A three-image analysis
Ultimately, FLORIA requires three satellite images: two before the occurrence of the event, in order to study usual amplitude and consistency, and a third to identify any significant differences. The solution therefore remains dependent on the quantity of images provided, and the passage of the satellites over the area concerned. “However, the increase in satellite constellation projects should lead to more sources of information in coming years,” says Ari Jeannin.
The project team first developed an automated system to optimize the processing of radar data. This tool, which takes the form of a library in Python programming language, can automatically extract information such as amplitude or consistency, from the raw images provided by Sentinel-1. This library has also been encapsulated so that it can be easily transferred from one computer to another.
Forecasts powered by deep learning
This automated processing provides large amounts of data from the three satellite passes. This data must then be analyzed to infer the probability of the occurrence of a flood in an urban environment. This is a task which quickly poses difficulties for the human eye. FLORIA therefore relies on artificial intelligence, in this case deep learning techniques.
“We have benefited from recent advances in AI,” says Ari Jeannin. “We detected a lot of false positives during our first tests with conventional machine learning: areas indicated as likely to be flooded, when we knew this was impossible. This is due to the noise present on the radar images. Our deep learning algorithms have greatly reduced this error rate by taking into account the probability of a neighboring pixel being affected.” If the supposed flood appears to be restricted to a narrow and isolated area, it is likely to be inaccurate. FLORIA also takes into account the shape drawn by the pixels supposedly affected by the incident. For example, the tool will view a star-shaped flood as improbable.
FLORIA: already functional with continuous learning
However, deep learning algorithms must always complete an essential training phase. The project team therefore had to build a relevant and sufficient database from scratch. This required an extensive amount of work. “We began by listing around one hundred floods, keeping only those covered by Sentinel-1,” Ari Jeannin recalls. “We then relied on our expertise, at SERTIT, to draw up handwritten maps representing these past incidents by validating our observations using research from news sites and social media.” The engineers were then able to verify the relevance of FLORIA’s predictions by comparing them to their mapped descriptions of the floods studied.
This confirmed that the demonstrator developed was already capable of establishing relevant forecasts in urban areas. “Nevertheless, we know that our model would be more accurate if it had more training data,” Ari Jeannin says. This is one area of improvement the project team will focus on.
Even as the tool continues to prove itself, in particular through the EU CEMS-RM program, SERTIT intends to optimize the quality of the results provided.

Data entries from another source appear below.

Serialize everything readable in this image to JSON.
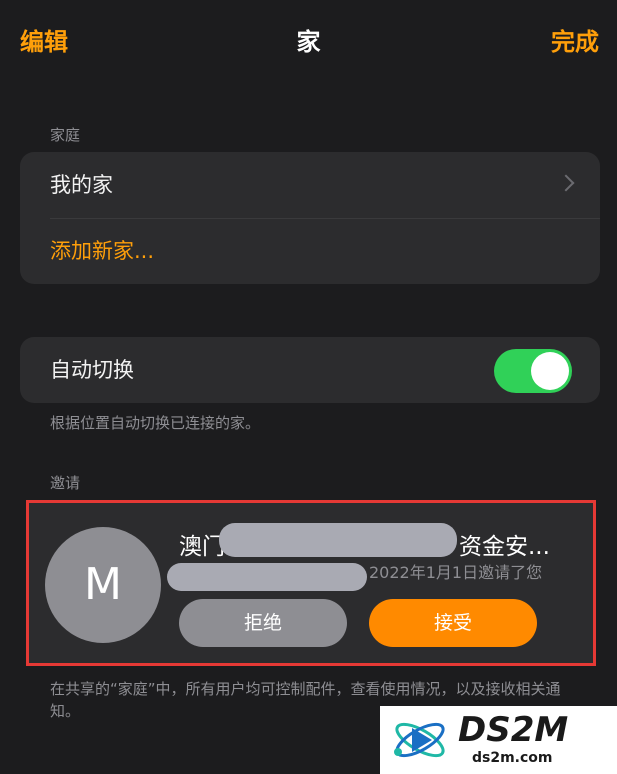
{
  "nav": {
    "edit_label": "编辑",
    "title": "家",
    "done_label": "完成"
  },
  "home_section": {
    "label": "家庭",
    "items": [
      {
        "label": "我的家"
      },
      {
        "label": "添加新家..."
      }
    ]
  },
  "auto_switch": {
    "label": "自动切换",
    "enabled": true,
    "description": "根据位置自动切换已连接的家。"
  },
  "invitations": {
    "label": "邀请",
    "avatar_initial": "M",
    "name_prefix": "澳门",
    "name_suffix": "资金安...",
    "date_text": "2022年1月1日邀请了您",
    "decline_label": "拒绝",
    "accept_label": "接受"
  },
  "footer_note": "在共享的“家庭”中，所有用户均可控制配件，查看使用情况，以及接收相关通知。",
  "watermark": {
    "title": "DS2M",
    "subtitle": "ds2m.com"
  },
  "colors": {
    "accent": "#ff9f0a",
    "toggle_on": "#30d158",
    "accept_button": "#ff8a00",
    "highlight_border": "#e53935"
  }
}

This involves regular training of the model, work on AI parameters, and the use of numerical indicators to measure the relevance of the solution and monitor its progress.
Processing time is another indicator that needs improving. “A FLORIA extraction currently takes between four and seven hours,” says Ari Jeannin. “We would like to reduce this time to a maximum of two hours, in keeping with SERTIT’s responsiveness objectives.” To do this, the team intends to export its tool to the HPC (High Performance Computing) platform at the University of Strasbourg. It hopes that its flood forecasts for urban areas will soon speed up the relief sent to the people affected.